A young undocumented immigrant's legal battle to end her pregnancy will move to a federal appeals court Friday, with lawyers for the Trump administration arguing that the government is not obligated to facilitate an abortion for someone in the country illegally.

Government lawyers are seeking to halt a judge's ruling Wednesday that ordered officials to allow the teen, who is being held in Texas after crossing the border illegally, to have the abortion this week "without delay."

She is in her 15th week of pregnancy. Texas bans most abortions after 20 weeks.

Federal officials say the 17-year-old, who entered this country in September, could solve the problem herself by voluntarily leaving or finding a sponsor in the United States to take custody of her. "The Administration stands ready to expedite her return to her home country," the White House said in a statement.

But the American Civil Liberties Union, which is representing the teenager, says she is entitled to have an abortion, which she would pay for, under the 1973 Supreme Court ruling in Roe v. Wade.

They say the teen, who is from Central America, was abused by her parents and cannot easily return home. And although she has relatives in the United States, she may not find a sponsor in time to terminate her pregnancy.

"It is not appropriate to use abortion as a bargaining chip," said Brigitte Amiri, her ACLU lawyer. "She shouldn't have to give up that right."

It remains unclear whether the teen could legally obtain an abortion in her home country. The ACLU has not released her nationality to preserve her privacy.

On Wednesday, U.S. District Judge Tanya Chutkan in Washington sided with the ACLU and ordered the government to swiftly allow the teenager, identified in court papers as Jane Doe, to meet with a doctor for counseling that the state requires at least 24 hours before an abortion. The meeting would clear the way for the teen to have the procedure Friday or Saturday, the judge ruled.

But the Justice Department appealed, and a three-judge panel of the U.S. Court of Appeals for the D.C. Circuit immediately stayed part of Chutkan's order. The panel said the temporary halt was intended to "give the court sufficient opportunity to consider the emergency motion for stay and should not be construed in any way as a ruling on the merits of that motion."

The judges — Karen LeCraft Henderson, Brett M. Kavanaugh and Patricia A. Millett — allowed the teenager to undergo the state-mandated counseling Thursday.

The ACLU said an abortion provider will be ready to perform the abortion Friday if the appeals court rules in the teen's favor.

The teenager is being held at a shelter near the Mexican border that is overseen by the U.S. Department of Health and Human Services, which is responsible for undocumented minors caught crossing the border without family.

She learned she was pregnant following a medical examination after she was taken into federal custody, her lawyer said. Federal officials denied her request to terminate the pregnancy on Sept. 27, citing the Trump administration's policy of "refusing to facilitate abortions."

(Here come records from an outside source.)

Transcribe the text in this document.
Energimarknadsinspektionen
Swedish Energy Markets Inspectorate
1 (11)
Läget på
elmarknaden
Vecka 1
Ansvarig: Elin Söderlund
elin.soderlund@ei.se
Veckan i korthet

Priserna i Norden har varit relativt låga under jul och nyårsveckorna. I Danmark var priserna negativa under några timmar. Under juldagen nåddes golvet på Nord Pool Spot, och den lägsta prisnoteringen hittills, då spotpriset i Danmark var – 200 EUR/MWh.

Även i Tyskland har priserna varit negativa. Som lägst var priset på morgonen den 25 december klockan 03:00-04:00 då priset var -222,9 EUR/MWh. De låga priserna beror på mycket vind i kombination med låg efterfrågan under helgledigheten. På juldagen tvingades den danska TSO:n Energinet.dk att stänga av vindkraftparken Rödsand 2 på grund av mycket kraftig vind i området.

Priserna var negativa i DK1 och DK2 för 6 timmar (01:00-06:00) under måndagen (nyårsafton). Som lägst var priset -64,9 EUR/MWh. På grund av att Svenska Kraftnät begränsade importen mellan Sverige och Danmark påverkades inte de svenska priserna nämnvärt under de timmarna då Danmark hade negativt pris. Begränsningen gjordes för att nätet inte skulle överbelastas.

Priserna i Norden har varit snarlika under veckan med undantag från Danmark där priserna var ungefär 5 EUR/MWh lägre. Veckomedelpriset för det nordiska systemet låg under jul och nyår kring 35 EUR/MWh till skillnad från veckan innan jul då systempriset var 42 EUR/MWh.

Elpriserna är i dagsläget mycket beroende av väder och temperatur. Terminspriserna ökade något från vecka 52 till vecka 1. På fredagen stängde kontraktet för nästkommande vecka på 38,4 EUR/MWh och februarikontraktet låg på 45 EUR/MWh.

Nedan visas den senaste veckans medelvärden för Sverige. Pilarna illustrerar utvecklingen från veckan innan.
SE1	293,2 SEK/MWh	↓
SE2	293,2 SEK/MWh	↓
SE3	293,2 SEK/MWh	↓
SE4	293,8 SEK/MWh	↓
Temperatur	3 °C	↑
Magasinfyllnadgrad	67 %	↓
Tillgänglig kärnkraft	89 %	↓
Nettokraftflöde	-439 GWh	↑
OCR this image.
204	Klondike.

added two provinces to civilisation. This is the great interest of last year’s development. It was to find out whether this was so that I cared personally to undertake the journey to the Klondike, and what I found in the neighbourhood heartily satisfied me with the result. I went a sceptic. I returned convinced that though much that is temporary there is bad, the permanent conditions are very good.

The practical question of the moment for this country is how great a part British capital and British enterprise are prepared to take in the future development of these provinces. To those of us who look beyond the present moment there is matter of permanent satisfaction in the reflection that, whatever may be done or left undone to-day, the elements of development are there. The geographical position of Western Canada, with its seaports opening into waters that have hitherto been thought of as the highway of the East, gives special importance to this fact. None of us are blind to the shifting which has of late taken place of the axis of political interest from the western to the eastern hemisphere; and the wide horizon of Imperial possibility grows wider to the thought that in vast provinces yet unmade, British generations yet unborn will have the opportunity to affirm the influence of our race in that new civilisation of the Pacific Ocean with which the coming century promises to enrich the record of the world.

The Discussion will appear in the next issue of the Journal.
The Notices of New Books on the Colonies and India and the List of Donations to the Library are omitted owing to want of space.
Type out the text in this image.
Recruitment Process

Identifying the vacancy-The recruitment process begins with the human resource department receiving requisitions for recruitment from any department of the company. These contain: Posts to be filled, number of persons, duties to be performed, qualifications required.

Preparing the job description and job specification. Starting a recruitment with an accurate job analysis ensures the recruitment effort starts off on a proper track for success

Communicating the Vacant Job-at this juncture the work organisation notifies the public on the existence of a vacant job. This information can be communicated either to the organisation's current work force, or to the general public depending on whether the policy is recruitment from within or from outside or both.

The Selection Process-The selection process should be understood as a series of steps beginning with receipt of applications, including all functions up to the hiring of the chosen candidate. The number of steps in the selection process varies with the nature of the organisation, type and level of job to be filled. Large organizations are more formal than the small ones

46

Under the administration of President Barack Obama, the government did not pay for abortions except in the case of rape, incest or a threat to the woman's life. But officials did not block immigrants in U.S. custody from having abortions at their own expense.

The ACLU has asked the lower court judge to extend any protections offered to the 17-year-old to other unaccompanied, undocumented minors who are pregnant and in U.S. custody.

If the teenager does not obtain an abortion this week, her lawyers said, she may have to go to another health center hundreds of miles away because of scheduling problems and clinic hours. Texas law requires that the same doctor counsel a patient and perform the abortion.

The Supreme Court has ruled that the government cannot impose an "undue burden" on a woman's right to terminate her pregnancy in the early stages.

In its court filings, the Justice Department said the U.S. government has a "legitimate interest in promoting fetal life and childbirth over abortion."

"HHS does not impose any 'undue burden' on her ability to get an abortion merely by refusing to facilitate it," the government wrote. "Courts have recognized that the government may legitimately refuse to facilitate abortion without violating a woman's constitutional rights."

Attorneys general from nine states, including Texas, Missouri and Ohio, are backing the federal government, saying in a court filing that there is no "constitutional right to abortion on demand."

Texas Attorney General Ken Paxton wrote that the high court has never said that abortion rights extend to undocumented immigrants without "significant ties" to the United States.

"The district court's order effectively creates a right to abortion for anyone on Earth who entered the United States illegally, no matter how briefly," the attorneys general said.

The teen's lawyers say the government's position is a clear constitutional violation and that the teen should be allowed to be transported for an abortion — just as the government does for federal prison inmates seeking the procedure.

By "preventing her court-appointed representatives from transporting her to the clinic, the government has effectively barred her from obtaining an abortion," the ACLU said. "This they may not do."